A few more things to add…

  1. That, although the Brits live on an island, the French are far more insular than us.
  2. That strangers are aliens to the French
  3. After six years living here we have yet to step foot inside a neighbour’s house in spite of trying to get to know them and keeping them supplied with home-made jams and marmalade
  4. When asking a neighbour to join us and her friend (from whom we bought the house) for aperos and/or dinner she replied, ‘Non, je n’aime pas les repas anglais’ It didn’t deserve a reply
  5. The French do not trust anybody - even themselves
  6. That is is cheaper to buy a new household appliance than to have a two-year-old one repaired.
  7. That in the supermarket our obviously ‘not new’ plastic supermarket bag would be regularly checked by looking for the scribble over the barcode to prove I was not stealing it.
  8. That supermarkets do not put extra cashiers on when it is busy. It works the opposite way round. If there are less than eight people in a queue that’s the time to shut down one of the tills. And isn’t it infuriating when the customer just in front of you in the queue has at least one item which cannot be read by the barcoder or has no barcode at all - and even if you know the price is two euros they don’t believe you and have to call a supervisor -so we leave that item at the till!

(Catharine Higginson) #15

@ Vivien - I’ve just read that - that is outrageous!! Can’t believe they can do that in this day and age.
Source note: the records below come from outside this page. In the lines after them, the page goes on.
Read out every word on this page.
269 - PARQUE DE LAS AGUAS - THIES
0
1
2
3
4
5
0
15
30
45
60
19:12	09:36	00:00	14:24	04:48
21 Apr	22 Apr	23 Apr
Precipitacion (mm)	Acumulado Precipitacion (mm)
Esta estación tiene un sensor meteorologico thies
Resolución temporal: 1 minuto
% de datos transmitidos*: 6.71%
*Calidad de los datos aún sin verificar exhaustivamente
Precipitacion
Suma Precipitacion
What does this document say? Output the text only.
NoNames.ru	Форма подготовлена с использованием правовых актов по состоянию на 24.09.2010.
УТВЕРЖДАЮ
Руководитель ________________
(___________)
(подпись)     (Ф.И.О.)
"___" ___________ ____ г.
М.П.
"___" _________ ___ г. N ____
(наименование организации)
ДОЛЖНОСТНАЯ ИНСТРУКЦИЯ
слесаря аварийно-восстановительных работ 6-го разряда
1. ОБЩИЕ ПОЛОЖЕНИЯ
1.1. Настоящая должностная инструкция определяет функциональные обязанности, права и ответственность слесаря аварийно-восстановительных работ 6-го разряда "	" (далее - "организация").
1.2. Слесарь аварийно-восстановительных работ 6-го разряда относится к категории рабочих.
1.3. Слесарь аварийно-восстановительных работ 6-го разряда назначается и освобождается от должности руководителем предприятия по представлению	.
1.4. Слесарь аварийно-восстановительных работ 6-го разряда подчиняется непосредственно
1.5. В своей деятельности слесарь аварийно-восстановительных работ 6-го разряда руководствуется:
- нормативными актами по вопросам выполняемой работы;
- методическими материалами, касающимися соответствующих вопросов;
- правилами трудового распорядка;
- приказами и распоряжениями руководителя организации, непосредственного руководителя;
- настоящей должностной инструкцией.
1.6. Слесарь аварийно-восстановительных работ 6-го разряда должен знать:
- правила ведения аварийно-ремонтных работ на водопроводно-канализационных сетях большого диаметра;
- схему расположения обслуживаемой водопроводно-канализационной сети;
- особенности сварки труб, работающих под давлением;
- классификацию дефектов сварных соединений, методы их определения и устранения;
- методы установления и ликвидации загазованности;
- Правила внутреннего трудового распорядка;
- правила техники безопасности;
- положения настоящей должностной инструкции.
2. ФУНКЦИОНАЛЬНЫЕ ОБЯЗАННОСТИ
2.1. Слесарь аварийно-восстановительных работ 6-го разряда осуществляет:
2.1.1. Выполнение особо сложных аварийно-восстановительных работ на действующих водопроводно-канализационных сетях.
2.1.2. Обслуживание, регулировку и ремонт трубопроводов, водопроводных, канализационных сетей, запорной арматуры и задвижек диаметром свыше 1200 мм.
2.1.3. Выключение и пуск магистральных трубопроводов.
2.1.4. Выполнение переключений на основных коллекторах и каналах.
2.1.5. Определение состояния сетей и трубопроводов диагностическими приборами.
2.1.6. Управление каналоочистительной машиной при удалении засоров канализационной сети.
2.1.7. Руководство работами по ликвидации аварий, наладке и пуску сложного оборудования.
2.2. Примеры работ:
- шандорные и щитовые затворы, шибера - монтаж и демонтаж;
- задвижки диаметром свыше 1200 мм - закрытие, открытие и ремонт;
@ Victoria -with you on number 10 - I found a huge green one on the table yesterday morning. It was big enough to be given a name!


(Victoria Gould) #16
  1. That you don’t need to learn to park - in France you can just “abandon” your car
  2. That the French don’t know what an indicator is either
  3. That you can party with your kids til midnight and no one will bat an eyelid
  4. That you can pop in to see your friends without them having a panic attack
  5. That you don’t have to carry around a poopascoop and a load of silly little bags
  6. That you don’t have to pay road tax
  7. That you DO have to pay to see a Doctor
  8. That the French don’t think you’re an axe murderer when you smile and say hello to them
  9. That it can go down to -15° in the winter
  10. That I’d get over my arachnophobia - just out of sheer necessity!

(Vivien Barrow Clegnac) #17

the worst thing for me, and I dont complain about much, I love it here, is the eternal question “oh you cook?” "but you’re English…?"
otherwise the Carte Vitale that you had for years which gets confiscated when you get divorced, you still have to pay all your taxes etc of course but what the heck?


(Jeni Middlehurst) #18

The smell of bread baking.

Of sardines grilling.

Of sweat and Ambre Solaire

And Traffic Fumes and cigarette smoke filtering up through the lift shaft.

We literally live over the beach next door to Cap d’Ail Port and the smell from the restaurants and the sound of the wierd “Existential” fifties style jazz singer they hire, will live with me forever. :slight_smile:


(Catharine Higginson) #19

There were some really great comments and other people’s top tens posted on my other blog site - I might try and integrate them here as some were hilarious.


(Stuart Wilson) #20

I agree with 6 with the exception of Jean Jacques Goldman.